Understanding the Impact of Sampling Quality in Direct Preference Optimization
Kyung Rok Kim, Yumo Bai, Chonghuan Wang, Guanting Chen
TL;DR
This work investigates how data quality and sampling strategies shape Direct Preference Optimization (DPO) training dynamics, revealing how the data-generating distribution’s support constrains learning and can cause likelihood displacement. It establishes that the DPO optimum coincides with a reward-weighted reweighting of the reference policy, but practical learning depends on the observed data support and reference model quality. The authors propose an online linear alignment model to isolate core effects, proving convergence and showing that higher-quality, more frequent high-reward responses amplify gradient signals and improve convergence.
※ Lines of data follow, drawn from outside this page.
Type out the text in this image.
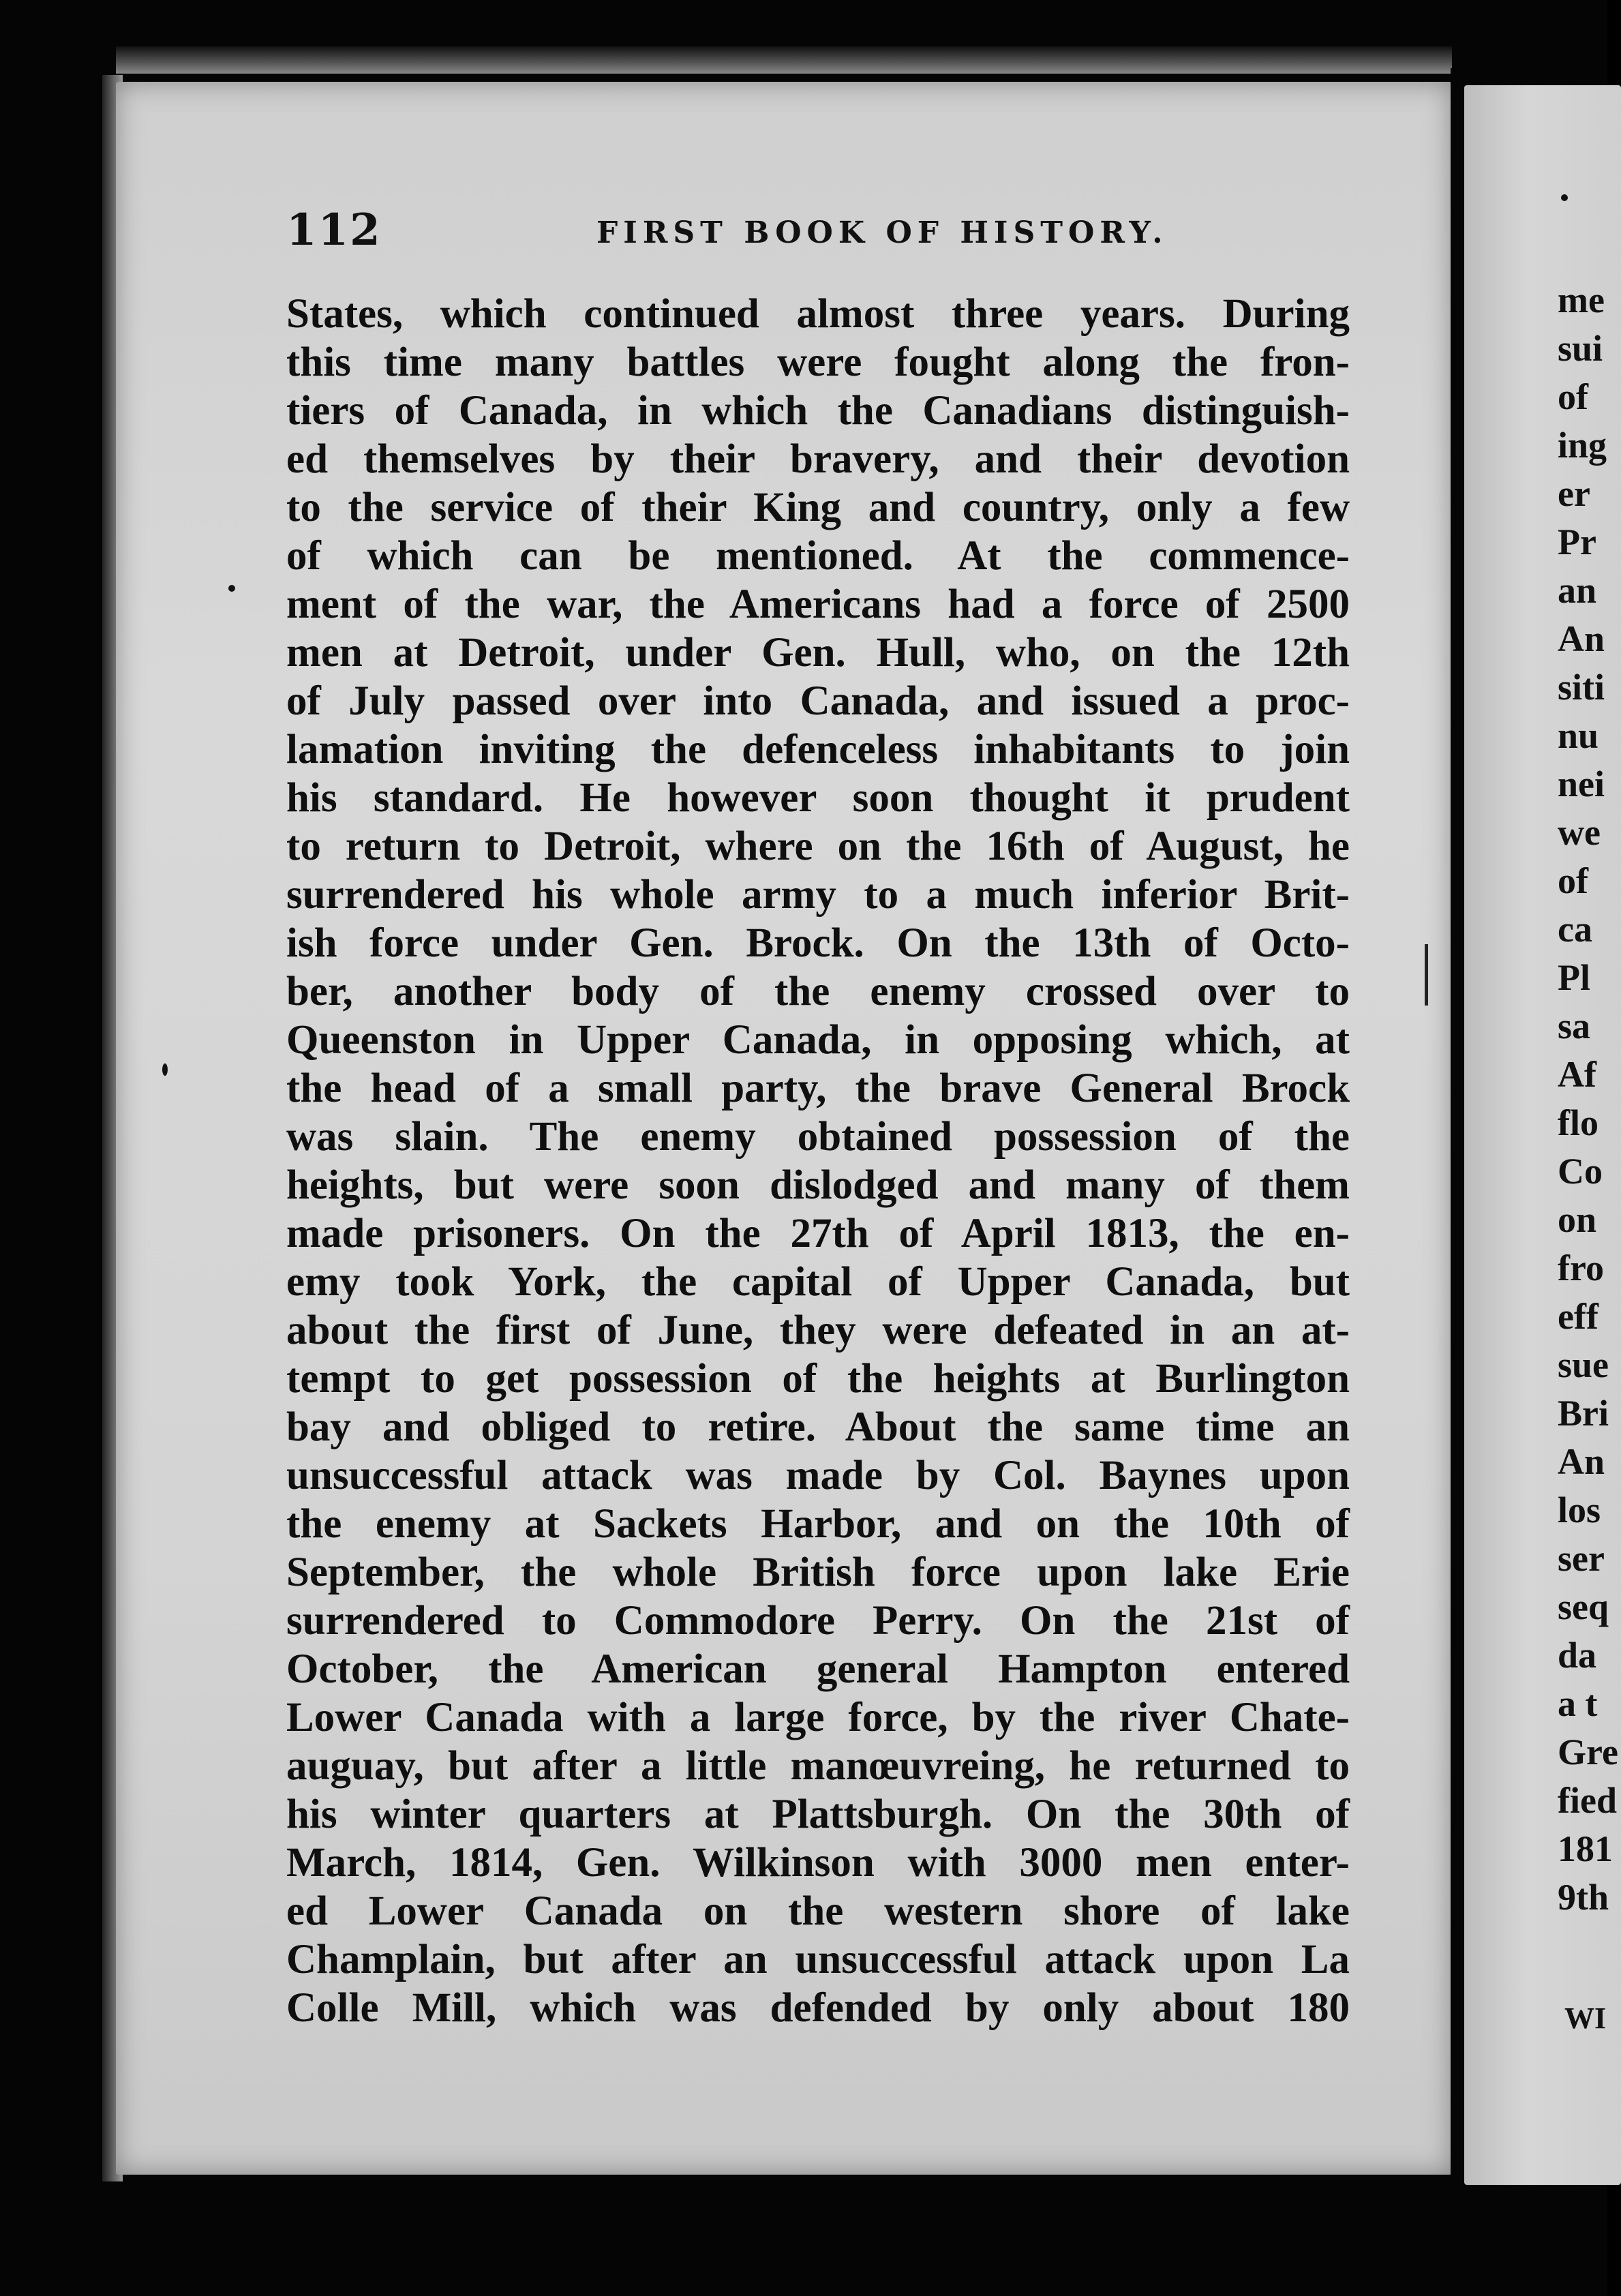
112	FIRST BOOK OF HISTORY.
States, which continued almost three years. During
this time many battles were fought along the fron-
tiers of Canada, in which the Canadians distinguish-
ed themselves by their bravery, and their devotion
to the service of their King and country, only a few
of which can be mentioned. At the commence-
ment of the war, the Americans had a force of 2500
men at Detroit, under Gen. Hull, who, on the 12th
of July passed over into Canada, and issued a proc-
lamation inviting the defenceless inhabitants to join
his standard. He however soon thought it prudent
to return to Detroit, where on the 16th of August, he
surrendered his whole army to a much inferior Brit-
ish force under Gen. Brock. On the 13th of Octo-
ber, another body of the enemy crossed over to
Queenston in Upper Canada, in opposing which, at
the head of a small party, the brave General Brock
was slain. The enemy obtained possession of the
heights, but were soon dislodged and many of them
made prisoners. On the 27th of April 1813, the en-
emy took York, the capital of Upper Canada, but
about the first of June, they were defeated in an at-
tempt to get possession of the heights at Burlington
bay and obliged to retire. About the same time an
unsuccessful attack was made by Col. Baynes upon
the enemy at Sackets Harbor, and on the 10th of
September, the whole British force upon lake Erie
surrendered to Commodore Perry. On the 21st of
October, the American general Hampton entered
Lower Canada with a large force, by the river Chate-
auguay, but after a little manœuvreing, he returned to
his winter quarters at Plattsburgh. On the 30th of
March, 1814, Gen. Wilkinson with 3000 men enter-
ed Lower Canada on the western shore of lake
Champlain, but after an unsuccessful attack upon La
Colle Mill, which was defended by only about 180
me
sui
of
ing
er
Pr
an
An
siti
nu
nei
we
of
ca
Pl
sa
Af
flo
Co
on
fro
eff
sue
Bri
An
los
ser
seq
da
a t
Gre
fied
181
9th
WI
Empirical results with on-policy data rewrites and Best-of-$K$ sampling corroborate the theory, demonstrating improved ID/OOD performance and no reward hacking under the proposed framework. Collectively, the results justify online, data-aware DPO and provide a principled foundation for data design in preference-based training of alignment systems.
Abstract
We study how data of higher quality can be leveraged to improve performance in Direct Preference Optimization (DPO), aiming to understand its impact on DPO training dynamics. Our analyses show that both the solution space and the convergence behavior of DPO depend on the support and quality of the data-generating distribution. We first analyze how data and reference policy influence policy updates during gradient descent, and how a practical phenomenon known as likelihood displacement can interfere with the desired dynamics. We then design a simplified yet well-structured alignment model as a proxy that preserves most of the beneficial properties of RLHF while avoiding likelihood displacement. Based on this model, we develop quantitative results showing how more frequent high-quality responses amplify the gradient signal and improve the optimization landscape, leading to more effective policy learning. Our theoretical findings are supported by empirical experiments and provide a principled justification for the online DPO framework in practice.